Parmi les participants à ces congrès on trouve également Sigmund Freud, Joseph Delbœuf, Hippolyte Bernheim, Ambroise-Auguste Liébeault, Pierre Janet, Paul Janet, William James, Auguste Forel, Wilhelm Wundt, Moritz Benedikt, Jules Dejerine, Émile Durkheim, Frederik Van Eeden, Albert van Renterghem, Julian Ochorowicz et Frederick Myers.

Les contributions des orateurs reflètent la polémique entre les deux écoles. Ainsi, pour Dumontpallier, « l'expérimentation démontre que l'expectante attention et la suggestion n'ont rien à faire dans certaines conditions déterminantes de l'hypnotisme ». Babinski déclare que si l'École de Paris ne conteste aucunement la réalité de la suggestion, elle soutient que la suggestion n'est pas l'unique source des phénomènes hypnotiques. Après avoir rappelé qu'il y a de nombreux moyens d'hypnotiser, Bernheim conclut quant à lui : « un seul élément, en réalité, intervient dans tous ces procédés divers : c'est la suggestion. Le sujet s'endort (ou est hypnotisé) lorsqu'il sait qu'il doit dormir... c'est sa propre foi, c'est son impressionnabilité psychique qui l'endort ».

Suggestions criminelles

Illustration du coup de feu tiré sur Gilles de la Tourette en 1893

En 1884, un collaborateur de Bernheim, le juriste Jules Liégeois, suggère à des sujets hypnotisés de commettre des crimes, leur fournissant à cet effet des armes inoffensives. Il les amène ainsi à commettre des simulacres de meurtres. Henri Beaunis, un autre membre de l'École de Nancy, en conclut que la suggestion hypnotique fournit enfin à la psychologie l'outil d'expérimentation qui lui faisait défaut. Pour lui, l'hypnotisme constitue « une véritable méthode expérimentale; elle sera, pour le philosophe, ce que la vivisection est pour le physiologiste ».

La majorité des membres de l'École de la Salpêtrière n'acceptent pas les conclusions que Liégeois tire de ses expériences, à savoir qu'il est possible d'amener des personnes à commettre des crimes sous hypnose.
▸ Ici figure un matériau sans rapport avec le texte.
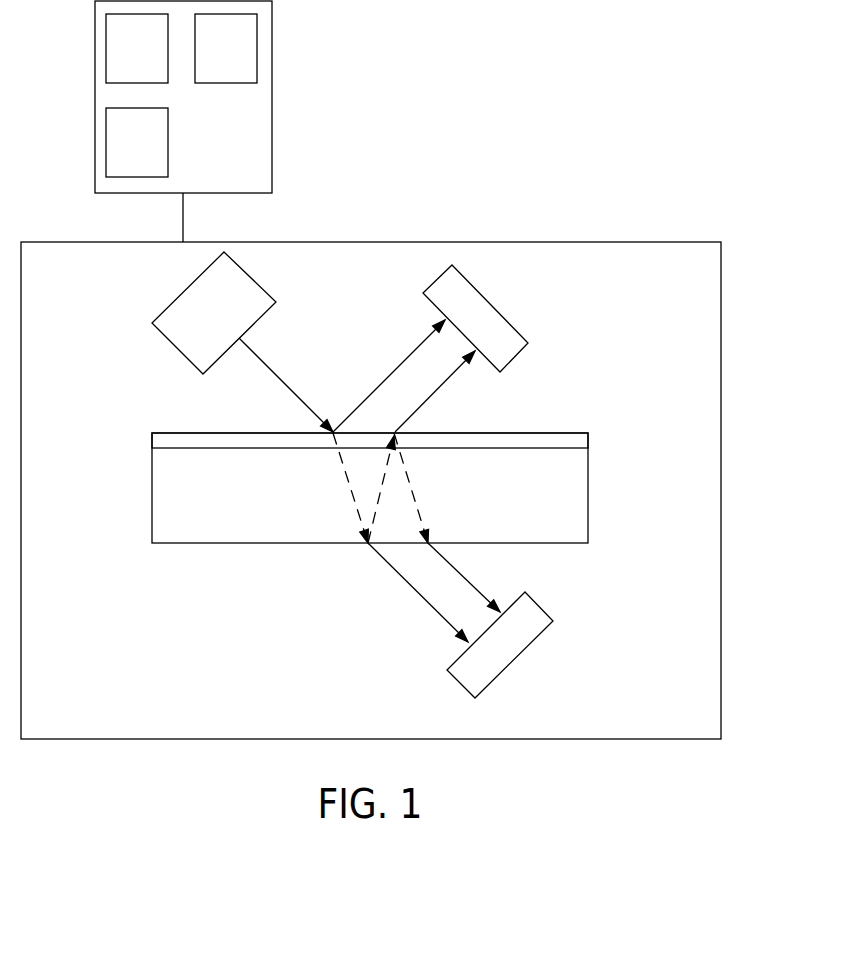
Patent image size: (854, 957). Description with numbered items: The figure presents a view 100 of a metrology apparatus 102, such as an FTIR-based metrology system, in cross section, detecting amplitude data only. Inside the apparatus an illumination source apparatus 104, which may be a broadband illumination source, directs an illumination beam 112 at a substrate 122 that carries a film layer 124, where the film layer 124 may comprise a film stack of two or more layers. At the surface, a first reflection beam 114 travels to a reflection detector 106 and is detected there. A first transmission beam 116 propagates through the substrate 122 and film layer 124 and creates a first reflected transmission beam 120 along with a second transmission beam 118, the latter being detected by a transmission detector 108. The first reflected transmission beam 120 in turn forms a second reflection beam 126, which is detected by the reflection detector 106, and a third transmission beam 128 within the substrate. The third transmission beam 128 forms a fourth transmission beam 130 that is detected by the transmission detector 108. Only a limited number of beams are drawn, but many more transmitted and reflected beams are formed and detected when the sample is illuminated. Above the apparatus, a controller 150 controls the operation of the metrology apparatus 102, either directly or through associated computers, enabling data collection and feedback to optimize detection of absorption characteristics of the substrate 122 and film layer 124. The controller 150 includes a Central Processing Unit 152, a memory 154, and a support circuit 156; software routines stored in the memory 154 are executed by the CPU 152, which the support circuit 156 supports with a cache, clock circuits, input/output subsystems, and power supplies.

Ainsi, Gilbert Ballet déclare que les dangers des suggestions criminelles sont « plus imaginaires que réels ». En 1888, à l'occasion de l'affaire Chambige et en 1890, lors du procès de Gabrielle Bompart, l'hypnotisme fait l'objet de controverses judiciaires, certains experts admettant la possibilité de crimes en état d'hypnose, et d'autres la niant. En 1893, une jeune femme, prétextant qu'elle a été hypnotisée par Gilles de la Tourette à distance et contre son gré, lui tire trois balles de revolver, dont une le blesse grièvement à la tête.

Pour Liégeois, « le somnambule peut être, sans le savoir, rendu auteur inconscient d'actes délictueux ou criminels, même de meurtres et d'empoisonnements ». Binet et Féré, « dissidents » de l'école de Charcot, apportent leur soutien à Liégeois. Ainsi, Féré écrit que « l'hypnotique peut devenir un instrument de crime d'une extrême précision, et d'autant plus terrible qu'immédiatement après l'accomplissement de l'acte, tout peut être oublié, l'impulsion, le sommeil et celui qui l'a provoqué ». De nombreux hypnotistes souscrivent à ces vues, parmi lesquels Ladame, Forel, Pitres, Dumontpallier, Bérillon, Jules Voisin et Krafft-Ebing. Dans le même ordre d'idées, la croyance que l'on peut hypnotiser un sujet contre son gré ou à son insu est partagé vers 1890 par de nombreux praticiens de l'hypnose.

L'amnésie post-hypnotique

Alors que Charcot faisait de l'amnésie post-hypnotique une composante nécessaire du grand hypnotisme, Bernheim montre que l'amnésie des suggestionnés peut être levée. Delbœuf montre quant à lui que l'amnésie, loin d'être spontanée, est elle-même le résultat de l'attente du suggestionneur. Il affirme que « le souvenir et le non-souvenir ne sont que des faits accidentels, sans valeur caractéristique ».